Number of Fire Extinguishers Required

The number of fire extinguishers required is normally determined by your fire risk assessment.

The following information is provided for general guidance purposes for workplaces.

Fire extinguishers are ‘rated’ on their ability to extinguish test fires. In the case of class A (which is paper, cardboard  carbonaceous material), a wooden crib of specific size and length is ignited, and the amount of burning crib that can be extinguished is measured.

Traditionally, the ‘basic’ extinguisher for general use is the red 9-litre water, which can extinguish 1.3m of the standard wooden crib fire, and is therefore rated 13A (the decimal point is dropped). Ratings are marked on extinguisher bodies, e.g. 13A for a 9 litre water, 144B for an 6 litre AFFF.

British Standard 5306 contains formulae for calculating the number of class A extinguishers. The calculation can be simplified by applying the rule of thumb that one 13A extinguisher covers 200 square metres of floor area.

To calculate how many 13A extinguishers are required, divide the floor area by 200, and round up. Example:

floor area 1300 square metres:

1300 ÷ 200 = 6.5
Round up to 7

7 x 13A water based extinguishers.

There should be a minimum of 2 extinguishers per floor, unless the upper floor area is very small, i.e. below 100m2, and in single occupancy, in which case, only one extinguisher is required on the upper floor. This may be reduced by risk assessment in a sprinklered building or where automatic suppression has been fitted.

Where it is desirable to have smaller, lighter extinguishers, foam or water with additives can be used to reduce weight whilst maintaining fire fighting capability. E.g. 6 Litre AFFF foam spray extinguishers are usually rated at 13A, but are approximately 30% lighter than 9 litre water.

Specialised extinguishers should also be provided to cover classes B (liquids), C (gases), D (metals) and F (cooking oils and fats), e.g. foam, carbon dioxide or powder.

Siting of Fire Extinguishers

Normally, extinguishers should be permanently mounted on brackets or stands in conspicuous positions where persons following an escape route can easily see them, e.g. close to exits, however this may be impractical public areas.

The intention is to encourage people to move towards the exit, rather than go further into danger. It is usual to locate extinguishers adjacent to fire alarm call points, so people can actuate the fire alarm before picking up an extinguisher.

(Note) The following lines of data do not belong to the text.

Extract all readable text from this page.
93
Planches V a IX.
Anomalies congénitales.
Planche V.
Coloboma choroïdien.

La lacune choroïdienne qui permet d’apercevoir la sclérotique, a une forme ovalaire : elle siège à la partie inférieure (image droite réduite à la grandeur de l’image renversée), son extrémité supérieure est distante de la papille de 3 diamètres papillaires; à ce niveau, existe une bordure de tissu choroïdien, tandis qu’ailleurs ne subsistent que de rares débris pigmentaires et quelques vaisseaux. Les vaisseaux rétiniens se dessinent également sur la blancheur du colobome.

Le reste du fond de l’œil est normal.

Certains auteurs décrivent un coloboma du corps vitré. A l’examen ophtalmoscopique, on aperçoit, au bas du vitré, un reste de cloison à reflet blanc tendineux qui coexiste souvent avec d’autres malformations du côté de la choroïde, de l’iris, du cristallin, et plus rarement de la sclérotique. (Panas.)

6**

Extinguishers should be sited so that it is not necessary to travel more than 30m to reach one. So therefore extinguishers can be 60 Metres apart.

example of distance between extinguishers

Extinguishers provided for special fire risks should be sited near to the risk, but not so near as to be inaccessible or place the operator in undue danger from fire. e.g In a boiler room, next to the door rather than next to the boiler.

Mounting Fire Extinguishers

Small extinguishers weighing up to 4 kg should be mounted with the carrying handle about 1.5m from the floor, whilst larger, heavier extinguishers should be mounted with their handles at about 1m. Care should be taken to ensure that injury is not caused by extinguishers being dislodged and falling onto people.


The health & Safety (Safety Signs & Signals) regulations 1996 requires that where extinguishers are placed in positions hidden from direct view, their location should be indicated by signs and, where appropriate, directional arrows so that the extinguisher can be located quickly in the event of an emergency.

Excessive Temperatures

The contents and/or operation of extinguishers is affected by temperature, and extinguishers conforming to BS EN 3 are marked with their operating temperature range. Extinguishers should not be exposed to temperatures outside this range. AFFF is effective down to -16 degrees Celcius, however It is possible to obtain water and foam extinguishers containing anti-freeze for external areas.

Fire Extinguisher Servicing

Fire extinguishers require stringent maintenance to ensure they will work when needed, or are more importantly, safe.
There are 2 types of maintenance procedures:

Basic inspection by the user; and
Maintenance by competent person.

1. British Standard 5306-3 covers the maintenance of portable fire extinguishers, and recommends that “regular visual inspections of all portable fire extinguishers be carried out by the user or user’s representative. The frequency of inspections by the user should be not less than monthly and, when circumstances require, inspections should be carried out more frequently”.

Inspections should include checks that each extinguisher:

  • Is located in the designated place;
  • Is unobstructed, visible and its operating instructions face outwards;
  • Has operating instructions which are clean and legible;
  • Is not obviously damaged;
  • Has a reading in the operable range or position of any pressure gauge or indicator fitted;
  • Has seals, pins and tamper indicators which are not broken or missing.

Maintenance should be carried out by a competent person (usually a specialist contractor) 12 months after installation of a new extinguisher, and at 12 monthly intervals thereafter.